We took out the video and rushed to the bedroom to watch. (The VCR is in the bedroom.) There he was… wiggling on his little Winnie-the-Pooh blanket. He had the hiccups, poor thing, but he just silently wiggled. He tried to move his legs when he was on his stomach, as if to get up. He was only three weeks old and already trying to run around! We were surprised at how big he was. By Guatemalan standards, he’s pretty big. We both commented on his long feet and strong legs. (I see soccer player in his future!)

I have to admit I expected to burst into tears. I expected to be hysterical. Strangely, I simply felt calm. My thoughts were, “Okay – there he is.” I’ve been waiting all of my adult life for him to arrive.
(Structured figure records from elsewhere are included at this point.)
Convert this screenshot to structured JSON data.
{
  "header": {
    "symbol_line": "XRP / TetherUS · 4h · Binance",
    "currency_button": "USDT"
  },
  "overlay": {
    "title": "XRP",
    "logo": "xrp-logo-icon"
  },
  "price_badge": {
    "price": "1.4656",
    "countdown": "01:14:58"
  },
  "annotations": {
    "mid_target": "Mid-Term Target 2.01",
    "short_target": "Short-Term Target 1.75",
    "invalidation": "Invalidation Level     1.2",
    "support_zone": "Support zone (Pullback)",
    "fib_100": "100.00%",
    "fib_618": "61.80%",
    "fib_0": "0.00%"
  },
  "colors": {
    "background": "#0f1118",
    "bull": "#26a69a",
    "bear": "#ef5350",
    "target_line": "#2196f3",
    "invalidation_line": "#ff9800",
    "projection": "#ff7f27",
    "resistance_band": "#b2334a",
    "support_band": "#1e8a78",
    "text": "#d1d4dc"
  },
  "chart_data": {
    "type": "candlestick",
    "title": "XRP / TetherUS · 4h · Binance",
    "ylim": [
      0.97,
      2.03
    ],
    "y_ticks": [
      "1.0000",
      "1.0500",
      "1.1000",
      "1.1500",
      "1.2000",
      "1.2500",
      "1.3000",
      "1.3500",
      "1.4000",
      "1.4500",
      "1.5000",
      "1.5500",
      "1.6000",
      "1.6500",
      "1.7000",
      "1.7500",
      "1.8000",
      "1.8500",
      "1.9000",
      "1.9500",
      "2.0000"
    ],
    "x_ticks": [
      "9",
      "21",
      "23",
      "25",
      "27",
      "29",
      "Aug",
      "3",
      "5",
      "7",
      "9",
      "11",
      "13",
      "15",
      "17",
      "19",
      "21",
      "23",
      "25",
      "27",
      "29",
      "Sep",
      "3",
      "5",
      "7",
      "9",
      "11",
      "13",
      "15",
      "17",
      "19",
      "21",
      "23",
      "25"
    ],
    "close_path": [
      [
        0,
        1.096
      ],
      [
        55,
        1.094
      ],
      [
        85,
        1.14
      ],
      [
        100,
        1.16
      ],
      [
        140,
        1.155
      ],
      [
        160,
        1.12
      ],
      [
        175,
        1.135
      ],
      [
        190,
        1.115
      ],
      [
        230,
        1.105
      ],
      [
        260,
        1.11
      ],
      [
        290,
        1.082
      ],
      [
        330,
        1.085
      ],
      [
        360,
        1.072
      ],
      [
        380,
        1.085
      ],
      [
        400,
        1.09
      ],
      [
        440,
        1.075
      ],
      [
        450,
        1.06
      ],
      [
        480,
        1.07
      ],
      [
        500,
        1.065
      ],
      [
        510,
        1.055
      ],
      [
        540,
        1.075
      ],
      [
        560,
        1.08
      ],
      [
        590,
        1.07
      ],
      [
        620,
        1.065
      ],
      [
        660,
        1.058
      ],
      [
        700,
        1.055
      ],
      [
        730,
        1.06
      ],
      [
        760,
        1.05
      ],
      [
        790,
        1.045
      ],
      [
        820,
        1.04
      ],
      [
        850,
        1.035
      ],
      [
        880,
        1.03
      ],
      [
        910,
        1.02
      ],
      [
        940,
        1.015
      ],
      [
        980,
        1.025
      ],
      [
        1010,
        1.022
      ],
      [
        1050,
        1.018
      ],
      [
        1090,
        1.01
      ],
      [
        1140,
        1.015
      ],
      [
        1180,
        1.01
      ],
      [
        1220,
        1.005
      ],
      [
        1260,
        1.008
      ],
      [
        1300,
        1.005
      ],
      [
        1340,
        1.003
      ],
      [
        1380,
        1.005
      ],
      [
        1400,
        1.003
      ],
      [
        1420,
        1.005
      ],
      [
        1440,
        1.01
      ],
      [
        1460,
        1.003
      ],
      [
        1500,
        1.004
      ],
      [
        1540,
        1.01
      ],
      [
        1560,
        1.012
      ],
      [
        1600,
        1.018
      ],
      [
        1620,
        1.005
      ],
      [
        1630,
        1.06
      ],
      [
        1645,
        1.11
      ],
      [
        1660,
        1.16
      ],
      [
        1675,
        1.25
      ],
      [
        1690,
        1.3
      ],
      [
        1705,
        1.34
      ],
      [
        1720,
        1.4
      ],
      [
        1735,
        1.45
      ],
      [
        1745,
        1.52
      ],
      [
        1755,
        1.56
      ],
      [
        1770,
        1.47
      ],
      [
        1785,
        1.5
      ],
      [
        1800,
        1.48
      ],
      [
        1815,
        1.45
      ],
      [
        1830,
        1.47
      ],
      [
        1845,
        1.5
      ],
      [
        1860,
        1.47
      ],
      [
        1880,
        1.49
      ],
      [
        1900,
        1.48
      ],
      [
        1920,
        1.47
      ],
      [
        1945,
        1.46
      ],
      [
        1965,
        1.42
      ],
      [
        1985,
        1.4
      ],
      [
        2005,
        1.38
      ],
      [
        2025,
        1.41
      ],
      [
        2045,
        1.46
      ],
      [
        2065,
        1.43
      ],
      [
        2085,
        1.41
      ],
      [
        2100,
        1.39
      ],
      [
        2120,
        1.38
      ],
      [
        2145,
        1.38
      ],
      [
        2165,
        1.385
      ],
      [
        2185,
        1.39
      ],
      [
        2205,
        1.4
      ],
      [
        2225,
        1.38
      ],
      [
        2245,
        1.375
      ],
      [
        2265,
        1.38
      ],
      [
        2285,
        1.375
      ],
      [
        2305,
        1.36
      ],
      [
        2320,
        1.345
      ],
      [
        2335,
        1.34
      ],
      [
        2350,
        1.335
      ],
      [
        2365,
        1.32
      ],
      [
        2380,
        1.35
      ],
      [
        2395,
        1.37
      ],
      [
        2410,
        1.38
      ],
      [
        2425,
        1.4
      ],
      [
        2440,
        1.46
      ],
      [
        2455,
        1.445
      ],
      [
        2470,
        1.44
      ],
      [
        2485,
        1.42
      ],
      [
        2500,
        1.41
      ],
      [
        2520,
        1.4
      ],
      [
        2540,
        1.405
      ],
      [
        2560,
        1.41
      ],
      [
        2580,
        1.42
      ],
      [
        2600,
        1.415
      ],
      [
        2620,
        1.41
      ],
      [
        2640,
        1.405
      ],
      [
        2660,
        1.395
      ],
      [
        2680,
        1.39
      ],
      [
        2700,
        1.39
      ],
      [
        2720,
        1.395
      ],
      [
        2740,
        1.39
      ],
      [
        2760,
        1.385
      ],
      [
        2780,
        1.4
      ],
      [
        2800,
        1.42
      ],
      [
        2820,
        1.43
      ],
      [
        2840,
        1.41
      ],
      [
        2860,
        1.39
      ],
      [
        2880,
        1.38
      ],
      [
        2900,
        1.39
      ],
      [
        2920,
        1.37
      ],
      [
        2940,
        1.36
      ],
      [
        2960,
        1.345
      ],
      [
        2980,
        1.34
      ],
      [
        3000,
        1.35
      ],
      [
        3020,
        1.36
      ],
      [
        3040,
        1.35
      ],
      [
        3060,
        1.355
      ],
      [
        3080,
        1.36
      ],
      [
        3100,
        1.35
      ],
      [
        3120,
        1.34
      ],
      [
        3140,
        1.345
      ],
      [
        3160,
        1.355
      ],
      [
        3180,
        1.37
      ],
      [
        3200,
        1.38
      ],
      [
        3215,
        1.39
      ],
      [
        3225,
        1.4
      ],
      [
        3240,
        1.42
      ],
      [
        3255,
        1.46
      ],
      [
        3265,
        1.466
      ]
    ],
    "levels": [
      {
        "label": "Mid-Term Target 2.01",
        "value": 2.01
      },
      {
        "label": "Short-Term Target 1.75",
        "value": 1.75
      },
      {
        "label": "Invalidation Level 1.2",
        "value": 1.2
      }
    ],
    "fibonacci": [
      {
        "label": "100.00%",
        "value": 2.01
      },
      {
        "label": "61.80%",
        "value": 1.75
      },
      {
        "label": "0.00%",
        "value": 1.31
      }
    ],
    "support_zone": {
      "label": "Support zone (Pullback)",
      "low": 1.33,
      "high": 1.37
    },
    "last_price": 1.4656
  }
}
Shouldn’t I be jumping up and down, freaking out, screaming like a banshee? Apparently not. This was it. Quiet awe at the television screen.

We’ve formally accepted his referral and now the wait begins. We’ve done everything we can on our end. We now wait for the Guatemalan government to approve the adoption and make it final. I don’t know what kinds of updates we’ll get and how much time will elapse between them. Right now, I’m just hoping the wait isn’t too long. The first step in the adoption process in Guatemala, more or less, is the DNA testing. Hopefully that will be completed in the next few weeks. Obviously I’ll update when I can. For now, I’ll spend time staring at the few pictures I have and re-watching the three-minute video clip of MY son.